Single by Plumb

from the album Need You Now
- Released: July 17, 2012
- Genre: CCM; pop rock;
- Length: 4:12
- Label: Curb
- Songwriters: Tiffany Arbuckle Lee, Luke Harry Walker Sheets, Christa Nichole Wells

Plumb singles chronology
| "Drifting" (2011) | "Need You Now (How Many Times)" (2012) |  |

Music video
- "Need You Now" on YouTube

= Need You Now (How Many Times) =

"Need You Now (How Many Times)" is a song by Christian contemporary Christian musician Plumb from her sixth studio album, Need You Now. It was released on July 17, 2012, as the second single from the album.

==Composition==
"Need You Now (How Many Times)" was written by Tiffany Arbuckle Lee, Luke Harry Walker Sheets and Christa Nichole Wells.

==Release==
The song "Need You Now (How Many Times)" was digitally released as the second single from Need You Now on July 17, 2012.

==Track listing==
- Remix EP
1. Need You Now (How Many Times) (Swedish Xian Revolution Dubstep Mix) 3:54
2. Cut (Slovak Dubstep Mix) 4:42
3. Need You Now (How Many Times) (Swedish Xian Revolution Electro Mix) 4:49
4. Beautiful History (Dave Aude Radio Edit) 4:17
5. Beautiful History (Almighty Radio Edit) 3:47
6. Beautiful History (Scotty K Radio Edit) 4:35
7. Beautiful History (Ian Neiman Club Mix) 7:41
8. Beautiful History (Dave Aude Club Mix) 8:06
9. Beautiful History (Almighty Club Mix) 6:37
10. Beautiful History (Scotty K Club Mix) 8:03

- The Remixes
11. Need You Now (How Many Times) (Dave Aude Radio Edit) 3:43
12. Need You Now (How Many Times) (Dohr & Mongold vs Stefan Dabuck Radio Edit) 3:12
13. Need You Now (How Many Times) (Redtop Radio Edit) 3:29
14. Need You Now (How Many Times) (Wawa Radio Edit) 3:46
15. Need You Now (How Many Times) (J-C Radio Edit) 3:34
16. Need You Now (How Many Times) (Dave Aude Club Mix) 7:09
17. Need You Now (How Many Times) (Dohr & Mongold vs Stefan Dabuck Remix) 5:40
18. Need You Now (How Many Times) (Redtop Club Mix) 6:50
19. Need You Now (How Many Times) (Wawa Club Mix) 7:13
20. Need You Now (How Many Times) (J-C Club Mix) 6:58
21. Need You Now (How Many Times) (Acoustic Live Version) 4:12

- Bryan Kearney Remix
22. Need You Now (How Many Times) (Bryan Kearney Radio Edit) 4:19
23. Need You Now (How Many Times) (Bryan Kearney Remix) 7:25

==Uses==
The song appeared on the compilation album WOW Hits 2014.

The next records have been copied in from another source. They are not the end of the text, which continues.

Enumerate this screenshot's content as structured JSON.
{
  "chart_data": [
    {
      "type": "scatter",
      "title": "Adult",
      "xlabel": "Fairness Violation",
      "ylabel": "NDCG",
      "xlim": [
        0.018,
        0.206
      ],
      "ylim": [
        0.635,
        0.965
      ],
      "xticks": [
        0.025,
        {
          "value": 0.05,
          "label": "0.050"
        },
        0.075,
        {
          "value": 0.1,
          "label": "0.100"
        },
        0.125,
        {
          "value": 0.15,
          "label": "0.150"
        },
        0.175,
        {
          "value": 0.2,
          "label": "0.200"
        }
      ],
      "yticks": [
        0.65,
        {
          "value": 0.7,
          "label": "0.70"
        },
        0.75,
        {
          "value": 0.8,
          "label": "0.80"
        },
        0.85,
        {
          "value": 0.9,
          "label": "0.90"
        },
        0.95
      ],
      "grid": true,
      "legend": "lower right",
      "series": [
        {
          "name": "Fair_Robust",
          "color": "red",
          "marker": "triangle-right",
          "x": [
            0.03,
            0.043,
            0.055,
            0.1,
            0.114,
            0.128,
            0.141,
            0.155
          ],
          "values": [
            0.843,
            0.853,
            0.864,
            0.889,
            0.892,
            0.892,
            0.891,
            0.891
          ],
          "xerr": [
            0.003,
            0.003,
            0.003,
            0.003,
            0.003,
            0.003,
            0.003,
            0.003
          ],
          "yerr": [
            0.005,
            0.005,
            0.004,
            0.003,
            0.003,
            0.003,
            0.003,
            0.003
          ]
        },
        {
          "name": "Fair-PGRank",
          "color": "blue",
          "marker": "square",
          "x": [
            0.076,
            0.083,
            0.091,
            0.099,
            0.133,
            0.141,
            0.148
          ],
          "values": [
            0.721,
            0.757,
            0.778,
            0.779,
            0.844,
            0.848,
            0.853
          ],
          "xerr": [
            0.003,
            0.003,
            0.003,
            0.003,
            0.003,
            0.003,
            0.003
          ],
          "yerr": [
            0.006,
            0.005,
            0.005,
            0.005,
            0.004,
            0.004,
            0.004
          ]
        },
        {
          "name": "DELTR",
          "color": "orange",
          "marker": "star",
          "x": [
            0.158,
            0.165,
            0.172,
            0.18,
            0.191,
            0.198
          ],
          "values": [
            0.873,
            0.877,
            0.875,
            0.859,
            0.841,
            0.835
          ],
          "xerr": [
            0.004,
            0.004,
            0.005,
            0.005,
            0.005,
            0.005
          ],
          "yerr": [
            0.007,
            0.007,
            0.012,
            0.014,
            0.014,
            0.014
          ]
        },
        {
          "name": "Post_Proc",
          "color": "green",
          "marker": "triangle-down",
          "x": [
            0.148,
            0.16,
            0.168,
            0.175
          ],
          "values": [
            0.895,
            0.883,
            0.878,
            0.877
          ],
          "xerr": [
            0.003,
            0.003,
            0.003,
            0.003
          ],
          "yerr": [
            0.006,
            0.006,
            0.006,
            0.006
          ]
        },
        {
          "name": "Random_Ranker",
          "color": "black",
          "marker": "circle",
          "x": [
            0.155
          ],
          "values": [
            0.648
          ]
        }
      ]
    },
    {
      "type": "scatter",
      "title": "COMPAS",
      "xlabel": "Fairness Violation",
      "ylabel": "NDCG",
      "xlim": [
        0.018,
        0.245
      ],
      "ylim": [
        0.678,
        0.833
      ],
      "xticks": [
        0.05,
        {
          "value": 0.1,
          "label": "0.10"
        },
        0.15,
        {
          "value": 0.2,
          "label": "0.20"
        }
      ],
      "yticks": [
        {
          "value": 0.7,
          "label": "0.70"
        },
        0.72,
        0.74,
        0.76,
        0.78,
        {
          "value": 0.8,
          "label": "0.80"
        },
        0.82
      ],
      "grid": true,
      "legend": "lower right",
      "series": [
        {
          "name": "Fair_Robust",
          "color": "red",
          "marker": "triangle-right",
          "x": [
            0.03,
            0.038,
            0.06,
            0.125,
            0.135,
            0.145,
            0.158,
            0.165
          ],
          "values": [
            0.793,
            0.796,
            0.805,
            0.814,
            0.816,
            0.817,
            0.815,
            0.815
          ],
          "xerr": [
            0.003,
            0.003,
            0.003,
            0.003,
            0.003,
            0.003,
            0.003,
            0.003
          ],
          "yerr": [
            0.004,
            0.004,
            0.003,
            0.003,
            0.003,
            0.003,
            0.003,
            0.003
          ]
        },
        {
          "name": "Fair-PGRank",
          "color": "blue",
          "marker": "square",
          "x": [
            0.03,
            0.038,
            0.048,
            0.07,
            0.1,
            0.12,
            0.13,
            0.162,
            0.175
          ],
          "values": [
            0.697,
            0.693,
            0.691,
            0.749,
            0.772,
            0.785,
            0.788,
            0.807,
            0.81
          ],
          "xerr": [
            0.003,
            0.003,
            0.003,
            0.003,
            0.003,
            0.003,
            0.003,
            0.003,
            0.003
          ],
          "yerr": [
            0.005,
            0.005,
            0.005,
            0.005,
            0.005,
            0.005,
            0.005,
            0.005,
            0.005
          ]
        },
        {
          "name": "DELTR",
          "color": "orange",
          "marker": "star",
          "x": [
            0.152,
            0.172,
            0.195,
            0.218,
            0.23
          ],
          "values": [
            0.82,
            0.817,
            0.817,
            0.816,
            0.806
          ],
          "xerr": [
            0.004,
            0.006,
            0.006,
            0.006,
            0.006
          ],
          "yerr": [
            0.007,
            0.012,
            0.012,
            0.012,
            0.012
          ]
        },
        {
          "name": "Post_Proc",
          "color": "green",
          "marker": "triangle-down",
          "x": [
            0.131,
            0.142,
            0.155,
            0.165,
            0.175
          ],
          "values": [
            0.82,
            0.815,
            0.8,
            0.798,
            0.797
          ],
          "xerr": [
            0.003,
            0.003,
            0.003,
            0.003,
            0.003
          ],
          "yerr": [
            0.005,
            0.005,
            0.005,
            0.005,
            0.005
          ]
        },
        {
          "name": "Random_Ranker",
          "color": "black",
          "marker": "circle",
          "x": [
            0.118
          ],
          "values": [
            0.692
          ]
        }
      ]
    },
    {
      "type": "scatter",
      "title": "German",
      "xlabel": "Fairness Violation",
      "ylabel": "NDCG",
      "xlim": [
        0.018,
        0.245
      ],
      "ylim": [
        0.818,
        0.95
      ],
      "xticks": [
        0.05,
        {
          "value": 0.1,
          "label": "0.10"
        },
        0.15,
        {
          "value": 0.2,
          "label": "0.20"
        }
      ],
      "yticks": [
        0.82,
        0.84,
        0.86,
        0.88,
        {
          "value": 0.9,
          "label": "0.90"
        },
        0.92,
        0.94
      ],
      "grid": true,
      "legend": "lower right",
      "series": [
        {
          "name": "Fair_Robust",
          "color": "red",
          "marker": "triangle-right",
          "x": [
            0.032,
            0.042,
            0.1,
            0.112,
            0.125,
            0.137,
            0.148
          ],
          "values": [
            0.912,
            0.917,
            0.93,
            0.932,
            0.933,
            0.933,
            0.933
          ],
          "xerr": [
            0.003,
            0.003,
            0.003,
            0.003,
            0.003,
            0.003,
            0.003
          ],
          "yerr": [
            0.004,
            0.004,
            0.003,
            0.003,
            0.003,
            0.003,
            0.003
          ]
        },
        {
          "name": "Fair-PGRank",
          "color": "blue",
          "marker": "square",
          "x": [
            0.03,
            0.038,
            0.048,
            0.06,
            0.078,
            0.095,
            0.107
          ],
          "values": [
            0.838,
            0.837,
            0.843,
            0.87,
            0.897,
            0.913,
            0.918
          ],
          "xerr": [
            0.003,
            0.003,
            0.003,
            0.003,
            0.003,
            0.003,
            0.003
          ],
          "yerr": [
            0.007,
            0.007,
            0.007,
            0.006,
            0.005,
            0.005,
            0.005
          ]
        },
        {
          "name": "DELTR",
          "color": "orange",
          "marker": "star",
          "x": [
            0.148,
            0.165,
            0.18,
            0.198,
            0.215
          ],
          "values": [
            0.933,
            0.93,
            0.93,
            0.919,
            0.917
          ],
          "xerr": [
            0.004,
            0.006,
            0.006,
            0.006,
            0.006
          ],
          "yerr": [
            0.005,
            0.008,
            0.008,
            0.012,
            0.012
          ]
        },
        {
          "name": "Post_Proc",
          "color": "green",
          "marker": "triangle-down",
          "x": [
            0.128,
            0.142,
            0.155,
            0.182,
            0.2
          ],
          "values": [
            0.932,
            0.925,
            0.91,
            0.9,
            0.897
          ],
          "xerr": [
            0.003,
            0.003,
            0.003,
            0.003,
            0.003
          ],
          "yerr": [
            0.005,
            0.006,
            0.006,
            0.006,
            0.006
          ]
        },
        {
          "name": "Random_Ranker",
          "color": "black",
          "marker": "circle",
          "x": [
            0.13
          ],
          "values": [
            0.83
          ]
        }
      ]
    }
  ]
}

It also appeared in the 2016 biographical drama film I'm Not Ashamed.

==Charts==

===Weekly charts===

| Charts (2012) | Peak position |
|---|---|
| US Bubbling Under Hot 100 (Billboard) | 21 |
| US Hot Christian Songs (Billboard) | 3 |
| US Christian Airplay (Billboard) | 3 |
| US Christian AC (Billboard) | 4 |
| US Christian AC Indicator (Billboard) | 7 |
| US Christian Soft AC (Billboard) | 13 |
| US Christian CHR (Billboard) | 1 |
| US Dance Club Songs (Billboard) | 4 |
| US Heatseeker Songs (Billboard) | 21 |

===Year-end charts===

| Chart (2012) | Peak position |
|---|---|
| US Christian Songs (Billboard) | 46 |

| Chart (2013) | Peak position |
|---|---|
| UK Cross Rhythms Annual Chart | 2 |
| US Christian Songs (Billboard) | 11 |

==Certifications==

| Region | Certification | Certified units/sales |
| United States (RIAA) | Gold | 500,000^{‡} |
^{‡} Sales+streaming figures based on certification alone.